Scarlet Nexus is damn good fun—once it gets up to speed
After a slow start, Bandai Namco Studios’ new action-RPG offers some high-energy anime action
Every Friday, A.V. Club staffers kick off our weekly open thread for the discussion of gaming plans and recent gaming glories, but of course, the real action is down in the comments, where we invite you to answer our eternal question: What Are You Playing This Weekend?
I’ll be honest: I approached my opening hours with Bandai Namco Studios’ new game, Scarlet Nexus, with a certain amount of trepidation. This was, after all, a studio whose last anime-inspired action RPG was Code Vein, a game I tried so hard to like that I ultimately took it as something of a personal insult when the last bursts of my enthusiasm fizzled out in a hail of poorly explained systems and overly repetitive combat. True, Scarlet Nexus was clearly cribbing from something more like Square Enix’s Nier, rather than Code Vein’s obvious Dark Souls influences—what with the quick-moving combat, and the reliance on flashy ranged attacks and spells. But still: Once-bitten (by anime vampires), as they say, twice shy.
Imagine my surprise, then, when Scarlet Nexus proved to be, not just significantly better than Code Vein, but a legitimate blast to play, full of charmingly written characters, and a combat system that steadily layers in rich new mechanics as the player progresses. The opening few hours are a little slow, admittedly, and its opening gameplay sections rote. (There is no reason, for instance, to have players spend as much time as they do wandering around its generically cyberpunk city Suoh; when fast travel eventually arrives, it can’t come fast enough.) But once I hit the actual meat of the game, I was happily shocked to find myself quickly moving from “Hey, let’s give it a try” to actively wanting to not put it down, slipping into a groove that saw me blowing the game’s monstrous Others away with a steadily widening pool of engaging powers.

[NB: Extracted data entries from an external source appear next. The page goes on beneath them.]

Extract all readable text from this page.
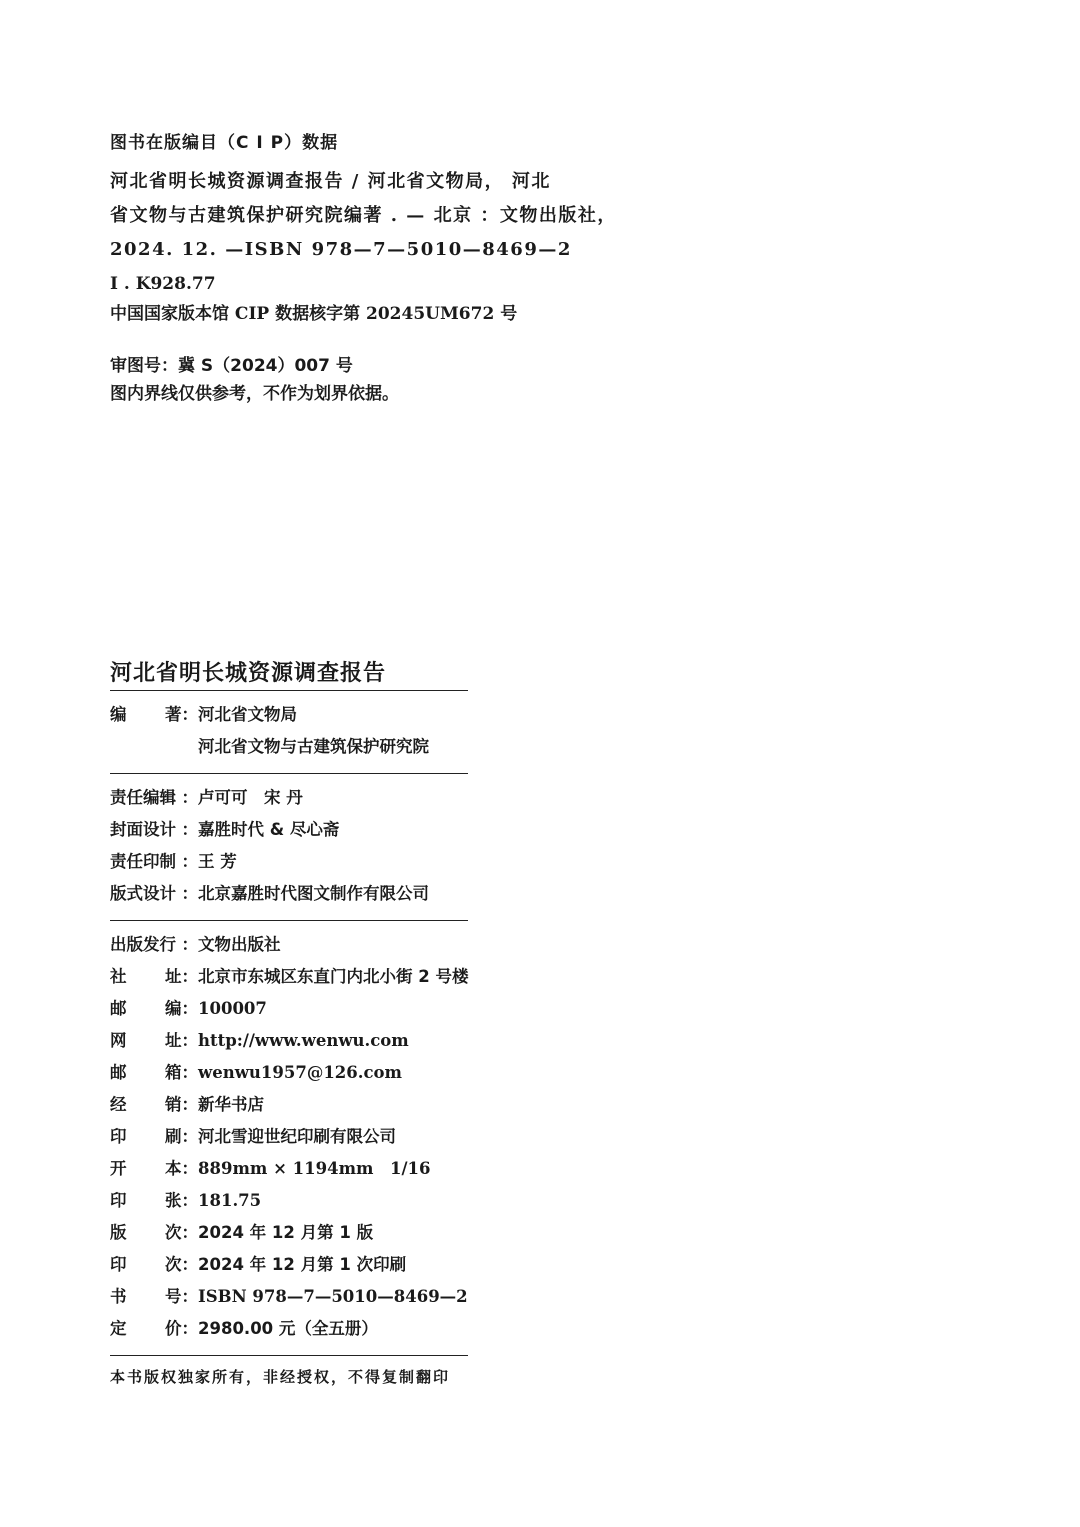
图书在版编目（C I P）数据
河北省明长城资源调查报告 / 河北省文物局， 河北
省文物与古建筑保护研究院编著 . — 北京 ：文物出版社，
2024. 12. —ISBN 978—7—5010—8469—2
Ⅰ . K928.77
中国国家版本馆 CIP 数据核字第 20245UM672 号
审图号：冀 S（2024）007 号
图内界线仅供参考，不作为划界依据。
河北省明长城资源调查报告
编 著 ： 河北省文物局
河北省文物与古建筑保护研究院
责任编辑 ： 卢可可　宋 丹
封面设计 ： 嘉胜时代 & 尽心斋
责任印制 ： 王 芳
版式设计 ： 北京嘉胜时代图文制作有限公司
出版发行 ： 文物出版社
社 址： 北京市东城区东直门内北小街 2 号楼
邮 编： 100007
网 址： http://www.wenwu.com
邮 箱： wenwu1957@126.com
经 销： 新华书店
印 刷： 河北雪迎世纪印刷有限公司
开 本： 889mm × 1194mm　1/16
印 张： 181.75
版 次： 2024 年 12 月第 1 版
印 次： 2024 年 12 月第 1 次印刷
书 号： ISBN 978—7—5010—8469—2
定 价： 2980.00 元（全五册）
本书版权独家所有，非经授权，不得复制翻印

Those powers, or their early absence, are the big reason Nexus suffers from that aforementioned slow start. Friendship is power in this universe (aw!) and the game takes its time in allowing the player to accrue a full party of the teen sci-fi soldiers who make up its playable roster. (Once again, it seems, it falls to the nation’s most mopey and hormonal to save the world.) Once it does, though, your chosen protagonist—either standard anime dope Yuito, or standard anime standoffish person Kasane—is granted access to all their teammates’ particular abilities, shaped by which characters decide to hang with you on the game’s two paths.
These powers, like pyrokinesis, clairvoyance, teleportation, and more, all gel together in engaging ways, allowing you to bust out new combos on the fly, and all supplemented by your main character’s base ability to hurl rocks and lampposts around like a big-eyed Jean Grey from the X-Men. (Which is actually a pretty good comparison point, now that I think about it.) Being able to pick and choose which powers to deploy makes for a surprisingly robust decision matrix: Do I supplement my teleportation strikes with fire for extra damage, or swap in clairvoyance to make dodging enemy attacks easier? When should I deploy my powerful but slowly recharging damage shield? Do I switch into a passive power mode now, or save my teammate’s energy for a sudden burst attack? These are the sorts of decisions from which fun combat is made, and Scarlet Nexus offers them in abundance—eventually.
All that, and it carries a refreshing lack of some of the more frustrating tropes that can slip in when such an obvious set of anime influences holds sway. (Which is to say that it’s depressingly shocking to have a cast in a game like this where every female soldier appears to be wearing an entire set of clothing.) Sure, the writing (and especially the team-building sidequests) have their fair share of romantic drama and obvious crushes, but that can be forgiven when so little of it grates. And while the plot itself is fairly boilerplate—don’t trust the government, kids, especially when they’ve outfitted you as child soldiers with superpowers—it all moves swiftly enough so as not to wear out its welcome. Frankly, Scarlet Nexus gets the highest compliment I can generally deploy in this space: As soon as I send this column off to our editors, I’m going to go back and play another hour or so before heading off to bed.